Some people aren't believers in large damping factor, but yeah.  I guess it depends on the headphones / IEMs, whether or not that should make much of a difference.  Around 3 ohms is pretty benign except maybe in an extreme case, so this result is nothing particularly special.

 

Thanks for the report!

post #12 of 18

I wish this information were available for all amps.  Thanks for the info!

post #13 of 18

was the internal gain pots changed at all for the test?

post #14 of 18
Quote:
Originally Posted by Ai James View Post

i highly doubt any amps for headphones are 1 ohm rated


Don't doubt. I have a 1ohm DACPort and an Audio-GD with 2ohm out. Others exist, too. For any can under 50-60ohms having output impedance under 5ohms will give flatter bass.

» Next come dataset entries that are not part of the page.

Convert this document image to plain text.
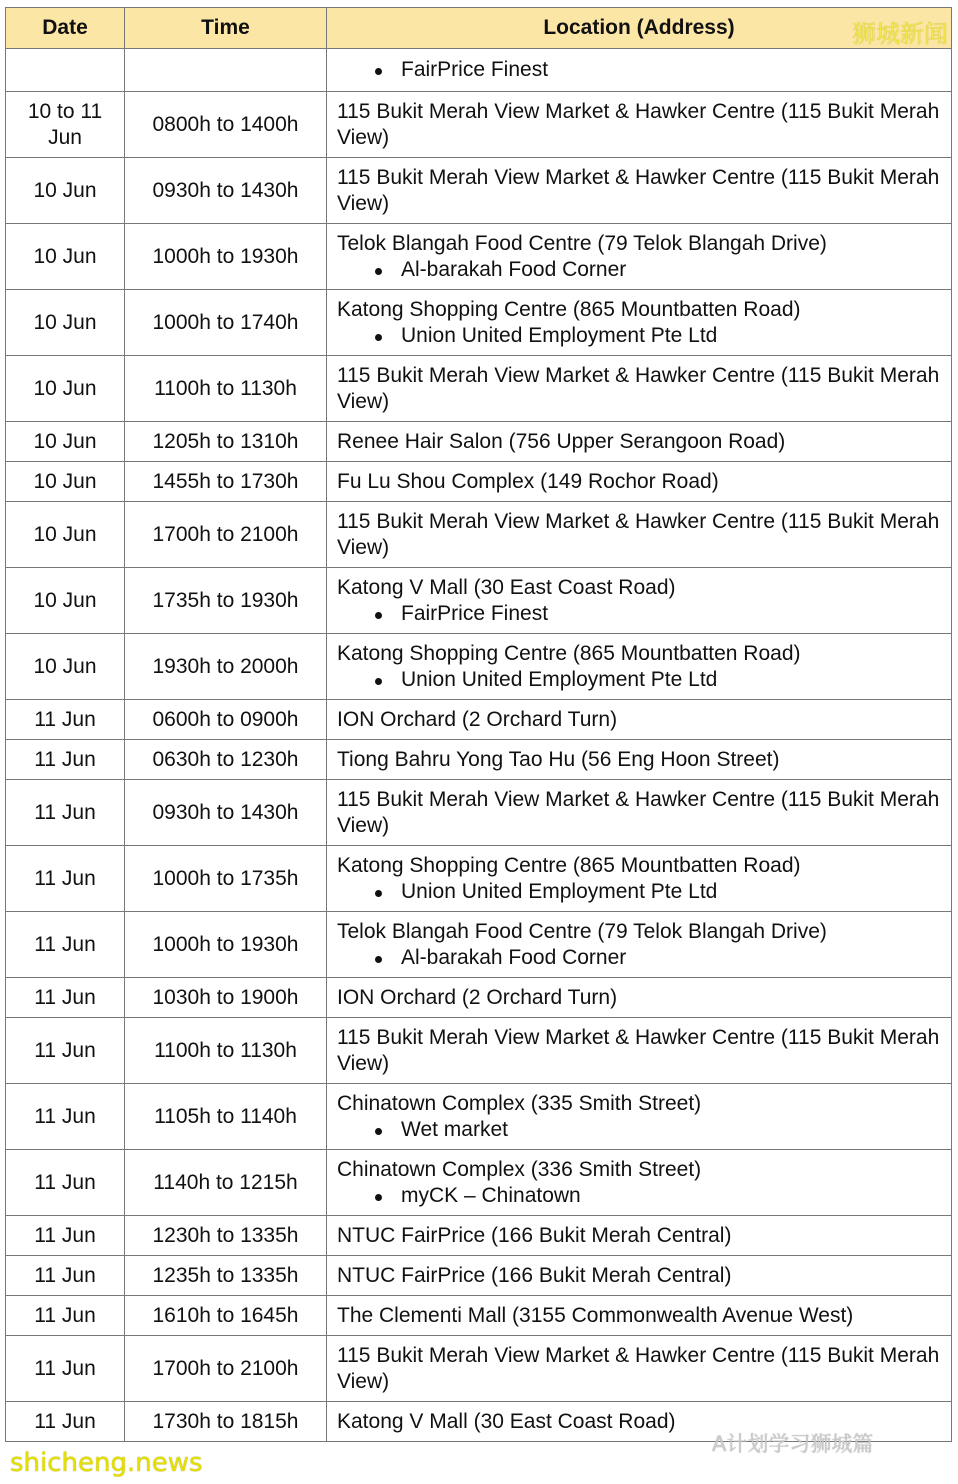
Date	Time	Location (Address)

		FairPrice Finest

10 to 11 Jun	0800h to 1400h	115 Bukit Merah View Market & Hawker Centre (115 Bukit Merah View)

10 Jun	0930h to 1430h	115 Bukit Merah View Market & Hawker Centre (115 Bukit Merah View)

10 Jun	1000h to 1930h	Telok Blangah Food Centre (79 Telok Blangah Drive)
Al-barakah Food Corner

10 Jun	1000h to 1740h	Katong Shopping Centre (865 Mountbatten Road)
Union United Employment Pte Ltd

10 Jun	1100h to 1130h	115 Bukit Merah View Market & Hawker Centre (115 Bukit Merah View)

10 Jun	1205h to 1310h	Renee Hair Salon (756 Upper Serangoon Road)

10 Jun	1455h to 1730h	Fu Lu Shou Complex (149 Rochor Road)

10 Jun	1700h to 2100h	115 Bukit Merah View Market & Hawker Centre (115 Bukit Merah View)

10 Jun	1735h to 1930h	Katong V Mall (30 East Coast Road)
FairPrice Finest

10 Jun	1930h to 2000h	Katong Shopping Centre (865 Mountbatten Road)
Union United Employment Pte Ltd

11 Jun	0600h to 0900h	ION Orchard (2 Orchard Turn)

11 Jun	0630h to 1230h	Tiong Bahru Yong Tao Hu (56 Eng Hoon Street)

11 Jun	0930h to 1430h	115 Bukit Merah View Market & Hawker Centre (115 Bukit Merah View)

11 Jun	1000h to 1735h	Katong Shopping Centre (865 Mountbatten Road)
Union United Employment Pte Ltd

11 Jun	1000h to 1930h	Telok Blangah Food Centre (79 Telok Blangah Drive)
Al-barakah Food Corner

11 Jun	1030h to 1900h	ION Orchard (2 Orchard Turn)

11 Jun	1100h to 1130h	115 Bukit Merah View Market & Hawker Centre (115 Bukit Merah View)

11 Jun	1105h to 1140h	Chinatown Complex (335 Smith Street)
Wet market

11 Jun	1140h to 1215h	Chinatown Complex (336 Smith Street)
myCK – Chinatown

11 Jun	1230h to 1335h	NTUC FairPrice (166 Bukit Merah Central)

11 Jun	1235h to 1335h	NTUC FairPrice (166 Bukit Merah Central)

11 Jun	1610h to 1645h	The Clementi Mall (3155 Commonwealth Avenue West)

11 Jun	1700h to 2100h	115 Bukit Merah View Market & Hawker Centre (115 Bukit Merah View)

11 Jun	1730h to 1815h	Katong V Mall (30 East Coast Road)
狮城新闻
shicheng.news
A计划学习狮城篇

Impedances of 10 or up will markedly increase bass output by 1-3db, maybe more depending on the phone (except for orthos which don't have much dependence on output impedance for tone).
post #15 of 18
Thread Starter 

I didn't change the internal gain, although I did play around with the main volume pot, and the output impedance pretty much stayed the same, so the volume pot must be ahead of the final output stage.  I did get an email from the manufacturer, and he thought 3.3 ohms was about right, not because there are any resistors in the output, but because of the output transistors he uses.  I believe the output gain adjustment is also ahead of the final gain stage, so adjusting the gain pots shouldn't affect the output impedance either.

 

I recently purchased an Audioengine N22 amp, partly because it has a dedicated headphone section with a Burr/Brown opamp.  I measured its output impedance to be 4.7 ohms, which is also what I was quoted by the company's tech support.  So, the 3.3 ohms on the PA2V2 is certainly not the worst, and may be marginally better with low-impedance cans than the N22.  However, with my Grado SR60's, at 32 ohms, I really can't tell any difference.